Do the sFlow specs mandate or even suggest "where" the sample point should be?
> /* Queue length counters
> Histogram of queue lengths experienced by packets when they are
> enqueued (ie queue length immediately before packet is enqueued)
> thus giving the queue lengths experienced by each packet.
> Queue length is measured in segments occupied by the enqueued
> packets.
> Queue length counter records for each of the queues for a
> port must be exported with the generic interface counters
> record, if_counters, for the port.*/
>
> /* Queue length histogram counters
> opaque = counter_data; enterprise = 0; format = 1003 */
>
If one is including a queue length with counters, is there really a need to transmit an entire histogram? If there is indeed some randomization of the counter sampling interval (perhaps even if not), then presumably the collector can keep a histogram of the individual queue length values it has seen. Further, ostensibly the dropped stat is redundant with ifOutDiscards already present in the generic counters no?
While all the world is not IP (mores the pity?-) if an IP datagram encounters congestion isn't an ECN bit supposed to be set these days? There is still something of a race condition between the setting of ECN and the sample point, but it doesn't require any further sFlow enhancements - just for the collector to check the sampled headers for ECN bits.
rick jones
The queue length needs to be captured at the point the packet is
enqueued, but it is possible that the packet could have been marked
for sampling on ingress. The only way that you can accurately
associate the queue length with the sampled packet is if the hardware
provides explicit support for feature, but there are many possible
implementations.
>
> Do the sFlow specs mandate or even suggest "where" the sample point should be?
>
sFlow permits ingress, egress or bidirectional sampling. Switch
designers are free to choose the location for sampling that best fits
their forwarding architecture.
> If one is including a queue length with counters, is there really a need to transmit an entire histogram? If there is
> indeed some randomization of the counter sampling interval (perhaps even if not), then presumably the collector can
> keep a histogram of the individual queue length values it has seen.

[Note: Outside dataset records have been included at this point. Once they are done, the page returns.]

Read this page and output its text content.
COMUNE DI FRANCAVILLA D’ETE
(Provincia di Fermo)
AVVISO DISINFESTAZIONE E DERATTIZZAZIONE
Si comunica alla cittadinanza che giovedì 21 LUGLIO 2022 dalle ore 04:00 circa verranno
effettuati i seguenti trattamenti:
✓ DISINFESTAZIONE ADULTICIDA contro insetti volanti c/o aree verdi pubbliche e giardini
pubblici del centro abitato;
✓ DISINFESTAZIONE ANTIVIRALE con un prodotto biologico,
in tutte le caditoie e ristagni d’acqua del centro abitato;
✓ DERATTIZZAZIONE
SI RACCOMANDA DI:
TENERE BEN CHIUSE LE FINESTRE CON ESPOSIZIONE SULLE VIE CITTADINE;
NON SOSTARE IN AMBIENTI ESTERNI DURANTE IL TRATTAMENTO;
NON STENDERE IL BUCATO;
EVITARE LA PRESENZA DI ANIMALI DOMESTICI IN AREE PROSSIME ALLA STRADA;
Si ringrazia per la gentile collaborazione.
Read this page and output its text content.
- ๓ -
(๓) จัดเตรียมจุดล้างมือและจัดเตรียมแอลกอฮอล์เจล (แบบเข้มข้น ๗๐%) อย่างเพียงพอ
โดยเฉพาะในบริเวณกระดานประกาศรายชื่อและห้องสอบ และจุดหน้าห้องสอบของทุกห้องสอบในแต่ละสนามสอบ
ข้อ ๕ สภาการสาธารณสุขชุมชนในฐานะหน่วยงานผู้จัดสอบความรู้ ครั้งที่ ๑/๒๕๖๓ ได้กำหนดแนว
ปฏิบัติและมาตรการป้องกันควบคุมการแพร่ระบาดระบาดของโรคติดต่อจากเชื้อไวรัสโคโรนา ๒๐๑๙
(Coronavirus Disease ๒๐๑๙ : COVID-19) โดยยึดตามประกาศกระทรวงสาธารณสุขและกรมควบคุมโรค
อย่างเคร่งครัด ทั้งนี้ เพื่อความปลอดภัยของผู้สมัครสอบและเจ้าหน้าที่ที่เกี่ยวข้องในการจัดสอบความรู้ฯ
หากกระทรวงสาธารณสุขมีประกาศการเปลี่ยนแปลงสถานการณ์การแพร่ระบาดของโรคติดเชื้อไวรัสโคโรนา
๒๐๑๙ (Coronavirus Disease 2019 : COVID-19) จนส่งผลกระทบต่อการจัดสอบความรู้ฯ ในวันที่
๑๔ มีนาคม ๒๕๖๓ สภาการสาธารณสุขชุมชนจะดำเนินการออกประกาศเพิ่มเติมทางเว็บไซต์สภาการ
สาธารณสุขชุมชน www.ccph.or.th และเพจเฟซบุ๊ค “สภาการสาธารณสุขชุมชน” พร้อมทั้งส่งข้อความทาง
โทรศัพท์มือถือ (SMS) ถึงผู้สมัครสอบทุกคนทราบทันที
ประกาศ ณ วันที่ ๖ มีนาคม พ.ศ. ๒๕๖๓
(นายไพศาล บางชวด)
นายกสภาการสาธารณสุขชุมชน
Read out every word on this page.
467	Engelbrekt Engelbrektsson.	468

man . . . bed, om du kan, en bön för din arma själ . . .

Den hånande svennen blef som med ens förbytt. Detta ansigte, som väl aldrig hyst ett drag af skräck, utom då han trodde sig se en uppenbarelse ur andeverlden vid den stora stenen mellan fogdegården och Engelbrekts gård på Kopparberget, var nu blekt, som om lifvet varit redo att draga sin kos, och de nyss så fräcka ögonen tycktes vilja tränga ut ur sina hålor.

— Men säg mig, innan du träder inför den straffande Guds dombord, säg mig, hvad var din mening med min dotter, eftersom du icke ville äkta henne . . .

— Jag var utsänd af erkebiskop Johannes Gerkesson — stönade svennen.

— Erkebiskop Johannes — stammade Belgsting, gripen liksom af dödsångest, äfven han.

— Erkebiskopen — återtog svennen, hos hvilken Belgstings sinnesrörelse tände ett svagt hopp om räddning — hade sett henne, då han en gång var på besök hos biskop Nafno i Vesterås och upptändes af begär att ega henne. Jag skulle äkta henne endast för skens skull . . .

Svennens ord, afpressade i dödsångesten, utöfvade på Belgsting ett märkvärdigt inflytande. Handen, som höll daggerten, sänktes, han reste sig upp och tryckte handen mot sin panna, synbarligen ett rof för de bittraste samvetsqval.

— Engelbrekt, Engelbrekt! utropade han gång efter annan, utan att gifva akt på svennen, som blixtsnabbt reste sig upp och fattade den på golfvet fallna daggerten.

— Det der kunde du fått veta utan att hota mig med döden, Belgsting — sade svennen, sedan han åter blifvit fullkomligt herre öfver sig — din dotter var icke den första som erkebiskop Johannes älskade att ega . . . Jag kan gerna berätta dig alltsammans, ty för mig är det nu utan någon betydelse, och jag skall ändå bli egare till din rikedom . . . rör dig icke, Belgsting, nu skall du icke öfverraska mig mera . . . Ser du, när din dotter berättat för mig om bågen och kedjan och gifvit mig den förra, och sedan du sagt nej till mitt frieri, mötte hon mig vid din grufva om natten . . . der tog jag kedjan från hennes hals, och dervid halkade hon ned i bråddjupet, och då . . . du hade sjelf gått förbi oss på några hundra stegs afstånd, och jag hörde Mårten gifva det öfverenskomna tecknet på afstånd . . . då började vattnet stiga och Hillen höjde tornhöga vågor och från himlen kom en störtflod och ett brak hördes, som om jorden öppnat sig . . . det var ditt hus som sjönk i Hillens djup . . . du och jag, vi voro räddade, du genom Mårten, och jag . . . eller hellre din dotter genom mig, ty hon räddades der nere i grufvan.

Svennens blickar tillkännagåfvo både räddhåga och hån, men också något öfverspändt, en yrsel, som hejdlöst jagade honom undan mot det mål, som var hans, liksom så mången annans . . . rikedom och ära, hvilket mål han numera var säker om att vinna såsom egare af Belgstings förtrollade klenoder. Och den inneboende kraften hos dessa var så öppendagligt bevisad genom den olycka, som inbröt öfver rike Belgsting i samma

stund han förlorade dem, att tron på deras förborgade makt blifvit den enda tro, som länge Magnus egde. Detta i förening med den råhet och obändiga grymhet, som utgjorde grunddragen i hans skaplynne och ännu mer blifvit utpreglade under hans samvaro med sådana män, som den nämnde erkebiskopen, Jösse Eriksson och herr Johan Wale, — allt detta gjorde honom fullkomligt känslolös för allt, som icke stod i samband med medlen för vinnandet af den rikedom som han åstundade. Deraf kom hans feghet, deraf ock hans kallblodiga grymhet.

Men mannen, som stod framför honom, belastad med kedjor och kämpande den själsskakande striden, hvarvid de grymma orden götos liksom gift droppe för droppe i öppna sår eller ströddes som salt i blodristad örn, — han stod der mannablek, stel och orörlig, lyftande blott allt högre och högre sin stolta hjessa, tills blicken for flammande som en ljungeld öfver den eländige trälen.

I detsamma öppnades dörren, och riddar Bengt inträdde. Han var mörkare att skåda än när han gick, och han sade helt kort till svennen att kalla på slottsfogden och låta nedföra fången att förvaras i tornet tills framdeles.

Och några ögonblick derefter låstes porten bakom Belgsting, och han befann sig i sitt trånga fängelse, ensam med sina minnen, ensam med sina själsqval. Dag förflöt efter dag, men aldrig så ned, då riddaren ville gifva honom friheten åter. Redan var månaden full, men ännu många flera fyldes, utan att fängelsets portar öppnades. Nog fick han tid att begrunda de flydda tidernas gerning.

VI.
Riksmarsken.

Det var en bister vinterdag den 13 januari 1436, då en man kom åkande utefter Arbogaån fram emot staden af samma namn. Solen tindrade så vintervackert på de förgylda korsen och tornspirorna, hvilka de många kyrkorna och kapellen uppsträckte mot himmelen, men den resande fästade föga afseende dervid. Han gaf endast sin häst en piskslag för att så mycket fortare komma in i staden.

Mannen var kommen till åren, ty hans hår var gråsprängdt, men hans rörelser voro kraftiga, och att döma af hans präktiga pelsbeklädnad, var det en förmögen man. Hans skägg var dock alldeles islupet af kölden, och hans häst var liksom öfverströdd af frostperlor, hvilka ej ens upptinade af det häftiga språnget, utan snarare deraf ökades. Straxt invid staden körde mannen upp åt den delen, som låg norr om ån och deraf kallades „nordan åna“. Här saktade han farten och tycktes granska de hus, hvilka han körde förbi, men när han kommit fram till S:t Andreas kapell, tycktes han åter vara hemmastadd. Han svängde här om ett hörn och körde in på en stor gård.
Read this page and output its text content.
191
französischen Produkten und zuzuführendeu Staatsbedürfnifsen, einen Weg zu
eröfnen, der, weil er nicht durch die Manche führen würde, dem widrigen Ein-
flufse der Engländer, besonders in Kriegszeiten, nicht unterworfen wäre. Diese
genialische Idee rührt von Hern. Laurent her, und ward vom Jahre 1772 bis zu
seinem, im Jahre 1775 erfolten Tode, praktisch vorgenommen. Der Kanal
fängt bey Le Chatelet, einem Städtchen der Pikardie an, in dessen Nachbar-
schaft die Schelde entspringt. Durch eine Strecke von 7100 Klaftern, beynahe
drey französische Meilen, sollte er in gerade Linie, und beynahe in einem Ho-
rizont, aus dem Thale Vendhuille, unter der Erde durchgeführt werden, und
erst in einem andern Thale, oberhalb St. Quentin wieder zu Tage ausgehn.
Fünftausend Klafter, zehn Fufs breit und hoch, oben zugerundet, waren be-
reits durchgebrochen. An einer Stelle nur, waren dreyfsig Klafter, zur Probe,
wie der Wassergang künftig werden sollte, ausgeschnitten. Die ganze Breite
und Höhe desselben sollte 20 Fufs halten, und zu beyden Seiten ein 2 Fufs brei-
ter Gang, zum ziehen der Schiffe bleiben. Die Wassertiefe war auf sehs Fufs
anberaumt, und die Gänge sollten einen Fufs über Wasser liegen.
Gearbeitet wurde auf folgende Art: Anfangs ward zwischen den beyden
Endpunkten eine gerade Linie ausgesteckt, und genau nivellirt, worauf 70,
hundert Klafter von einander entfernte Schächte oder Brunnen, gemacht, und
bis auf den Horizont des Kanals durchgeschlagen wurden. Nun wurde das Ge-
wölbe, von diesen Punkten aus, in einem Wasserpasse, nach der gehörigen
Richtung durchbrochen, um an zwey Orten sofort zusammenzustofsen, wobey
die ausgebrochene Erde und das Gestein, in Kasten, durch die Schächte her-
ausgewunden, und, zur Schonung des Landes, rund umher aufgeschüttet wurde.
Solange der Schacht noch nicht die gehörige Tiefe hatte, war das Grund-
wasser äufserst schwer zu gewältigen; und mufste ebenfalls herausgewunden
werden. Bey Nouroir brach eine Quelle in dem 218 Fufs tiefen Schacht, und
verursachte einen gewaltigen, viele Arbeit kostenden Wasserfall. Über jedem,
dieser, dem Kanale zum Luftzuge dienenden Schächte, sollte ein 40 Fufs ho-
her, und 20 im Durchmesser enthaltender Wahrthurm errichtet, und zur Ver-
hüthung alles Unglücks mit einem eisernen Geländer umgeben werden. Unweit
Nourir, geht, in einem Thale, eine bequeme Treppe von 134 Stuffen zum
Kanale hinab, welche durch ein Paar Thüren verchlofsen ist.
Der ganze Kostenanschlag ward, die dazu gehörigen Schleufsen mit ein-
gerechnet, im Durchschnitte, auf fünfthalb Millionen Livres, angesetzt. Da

The set of counters needs to be maintained on the switch since longer
queue sized should be rare and you don't want to miss them. Exporting
the full set of counters in the histogram allows the sFlow analyzer to
see if any packets experienced queueing delays irrespective of the
polling intervals and packet rates.
>Further, ostensibly the dropped stat is redundant with ifOutDiscards already present in the generic counters no?
Not necessarily, there may be 4 or 8 queues per interface and you want
to know discards by queue. The sum of all the discards across all the
queues on the interface should add up to ifOutDiscards.